A Novel Experimental Method and Setup to Quantify Evaporation-Induced Foaming Behavior of Polymer Solutions.

This study provides a novel experimental setup and methodology for the quantitative investigation of evaporation-induced foaming behaviors in a polymer/small-molecule solution system (PSMS). In traditional dynamic test methods, it is difficult to precisely describe the evaporation-induced foaming process of a multicomponent solution because the concentration of light components in solution continuously decreases during ebullition, causing undesired changes in foaming behavior. In this study, a precisely controlled condensation reflux module was introduced into the setup to maintain pressure, temperature, and concentration of the PSMS at constant levels during the entire ebullition process, allowing dynamic test methods to quantify the evaporation-induced foamability.
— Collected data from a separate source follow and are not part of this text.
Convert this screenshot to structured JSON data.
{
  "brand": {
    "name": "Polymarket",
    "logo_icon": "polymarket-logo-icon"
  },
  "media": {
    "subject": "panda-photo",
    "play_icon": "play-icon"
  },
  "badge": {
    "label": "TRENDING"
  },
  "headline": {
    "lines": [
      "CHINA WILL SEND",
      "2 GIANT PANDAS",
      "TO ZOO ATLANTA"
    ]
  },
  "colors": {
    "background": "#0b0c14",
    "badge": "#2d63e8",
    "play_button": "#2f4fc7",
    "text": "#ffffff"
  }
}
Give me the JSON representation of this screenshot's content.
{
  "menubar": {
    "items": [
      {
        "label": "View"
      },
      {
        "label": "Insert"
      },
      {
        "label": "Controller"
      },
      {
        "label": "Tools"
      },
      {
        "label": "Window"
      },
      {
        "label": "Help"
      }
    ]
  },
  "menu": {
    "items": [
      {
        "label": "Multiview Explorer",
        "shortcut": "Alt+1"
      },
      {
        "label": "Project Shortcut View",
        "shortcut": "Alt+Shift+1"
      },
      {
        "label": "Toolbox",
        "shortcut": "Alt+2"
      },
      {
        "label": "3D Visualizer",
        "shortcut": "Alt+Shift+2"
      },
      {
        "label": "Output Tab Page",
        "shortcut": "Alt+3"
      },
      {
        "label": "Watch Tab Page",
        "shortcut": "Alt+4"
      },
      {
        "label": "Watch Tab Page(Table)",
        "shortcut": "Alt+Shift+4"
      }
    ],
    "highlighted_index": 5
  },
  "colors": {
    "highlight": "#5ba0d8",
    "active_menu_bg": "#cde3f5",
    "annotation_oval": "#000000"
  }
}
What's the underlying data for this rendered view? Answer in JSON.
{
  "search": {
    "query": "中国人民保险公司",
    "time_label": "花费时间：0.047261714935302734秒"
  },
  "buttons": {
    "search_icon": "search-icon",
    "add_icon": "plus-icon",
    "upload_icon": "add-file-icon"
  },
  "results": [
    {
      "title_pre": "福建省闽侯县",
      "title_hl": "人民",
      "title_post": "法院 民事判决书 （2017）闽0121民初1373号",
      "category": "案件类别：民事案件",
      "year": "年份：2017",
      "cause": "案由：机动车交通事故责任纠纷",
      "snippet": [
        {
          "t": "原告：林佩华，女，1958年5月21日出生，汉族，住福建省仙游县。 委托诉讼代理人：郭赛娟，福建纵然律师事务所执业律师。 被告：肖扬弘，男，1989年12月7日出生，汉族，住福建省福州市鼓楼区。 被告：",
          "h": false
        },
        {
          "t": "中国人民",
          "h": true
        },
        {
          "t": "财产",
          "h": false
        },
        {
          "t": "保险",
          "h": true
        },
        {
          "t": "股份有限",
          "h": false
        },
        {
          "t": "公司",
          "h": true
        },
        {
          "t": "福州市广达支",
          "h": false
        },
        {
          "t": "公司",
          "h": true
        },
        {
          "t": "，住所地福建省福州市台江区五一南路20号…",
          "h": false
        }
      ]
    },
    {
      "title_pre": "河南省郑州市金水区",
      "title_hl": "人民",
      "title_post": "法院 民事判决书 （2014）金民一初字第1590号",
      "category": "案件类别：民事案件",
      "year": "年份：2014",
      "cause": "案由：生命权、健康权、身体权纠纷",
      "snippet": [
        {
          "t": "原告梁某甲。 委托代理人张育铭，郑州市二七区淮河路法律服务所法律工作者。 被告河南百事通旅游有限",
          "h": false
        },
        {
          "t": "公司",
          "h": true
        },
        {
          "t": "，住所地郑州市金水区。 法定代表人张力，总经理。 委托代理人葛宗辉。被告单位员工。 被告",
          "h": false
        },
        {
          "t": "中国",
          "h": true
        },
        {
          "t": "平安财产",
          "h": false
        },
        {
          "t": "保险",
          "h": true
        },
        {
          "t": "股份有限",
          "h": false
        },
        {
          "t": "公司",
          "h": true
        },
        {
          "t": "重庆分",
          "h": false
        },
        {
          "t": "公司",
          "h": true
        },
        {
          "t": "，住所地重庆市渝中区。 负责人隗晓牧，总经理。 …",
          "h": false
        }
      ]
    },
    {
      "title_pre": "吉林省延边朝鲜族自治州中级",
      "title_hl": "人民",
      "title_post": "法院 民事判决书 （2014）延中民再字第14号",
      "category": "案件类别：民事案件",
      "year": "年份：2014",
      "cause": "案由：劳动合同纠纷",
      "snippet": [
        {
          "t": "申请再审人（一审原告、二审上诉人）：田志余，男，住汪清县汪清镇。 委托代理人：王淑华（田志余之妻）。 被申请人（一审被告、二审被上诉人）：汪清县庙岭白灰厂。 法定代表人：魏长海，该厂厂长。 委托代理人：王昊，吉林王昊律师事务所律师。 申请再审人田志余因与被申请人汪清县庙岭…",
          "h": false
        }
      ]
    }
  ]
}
With this newly proposed device, experimental data of typical PSMS, polyolefin elastomer (POE)/n-hexane solution system, were obtained and modeled to illustrate the foam growth profile, thereby characterizing the dynamic foaming process based on a logistic growth function. The corresponding dimensionless number Σevap was calculated to evaluate evaporation-induced foam stability by analyzing the foam growth profile under varying pressure, concentration, and energy input levels. Furthermore, given that the PSMS represents a highly non-ideal system, the bubble nucleation rate J was modified in this work by introducing a correction coefficient δ to account for the non-ideal effects of macromolecules present in solutions. Additionally, another correction coefficient λ was incorporated into the Gibbs free energy term to adjust for supersaturation of liquid during nucleation. The experiment's data align well with the modified bubble nucleation rate mechanism proposed herein.